# Step-by-Step Anleitung für Datenbanken



## Guest (19. Mai 2005)

Hallo, 
ich suche eine gute anleitung wie ich datenbanken in java einbinde.
ich hab auch schon in "java als erste programmiersprache" und bei google geguckt aber nichts gefunden.
sehr gut wäre es wenn alles genau beschrieben wird, also auch wenn ich zusätzliche software notwendig ist und ein abschließendes beispiel programm.

ich hoffe jemand kennt eine entsprechende anleitung

schonmal vielen dank im voraus

gruß tscherno


----------



## abollm (19. Mai 2005)

Das _kann_ ein Riesenthema werden, je nachdem was genau du mit der Datenbank vorhast. Schau dir zunächst einmal die FAQs und die Literaturtipps hier im Forum an.
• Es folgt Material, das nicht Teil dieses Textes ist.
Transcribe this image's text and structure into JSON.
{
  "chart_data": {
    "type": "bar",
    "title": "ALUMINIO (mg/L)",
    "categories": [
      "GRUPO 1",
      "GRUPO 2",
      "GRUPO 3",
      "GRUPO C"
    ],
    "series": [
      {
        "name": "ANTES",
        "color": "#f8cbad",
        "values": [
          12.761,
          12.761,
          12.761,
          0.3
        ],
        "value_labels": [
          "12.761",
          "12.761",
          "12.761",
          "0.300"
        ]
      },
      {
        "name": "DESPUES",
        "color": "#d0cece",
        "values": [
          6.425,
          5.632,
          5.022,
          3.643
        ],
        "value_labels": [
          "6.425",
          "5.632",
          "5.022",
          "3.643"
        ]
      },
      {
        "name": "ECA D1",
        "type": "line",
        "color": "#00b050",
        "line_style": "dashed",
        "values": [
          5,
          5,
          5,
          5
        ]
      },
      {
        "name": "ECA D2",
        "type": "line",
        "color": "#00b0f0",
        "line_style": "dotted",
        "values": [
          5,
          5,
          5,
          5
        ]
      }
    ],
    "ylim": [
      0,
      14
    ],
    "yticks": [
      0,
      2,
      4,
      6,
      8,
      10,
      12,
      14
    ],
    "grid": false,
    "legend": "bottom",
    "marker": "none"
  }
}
Lies dich dann in die entsprechenden Kapitel ein und probiere die gegebenen Beispiele schrittweise aus.

Es ist natürlich auch immer eine Frage, welches DBMS du verwendest bzw. verwenden willst.


----------



## bambi (19. Mai 2005)

Also ein Blick in das DB-Kapilel von Java ist auch eine Insel  lohnt sich da sicher  :wink:


----------



## DP (19. Mai 2005)

*wieoftnoch*


----------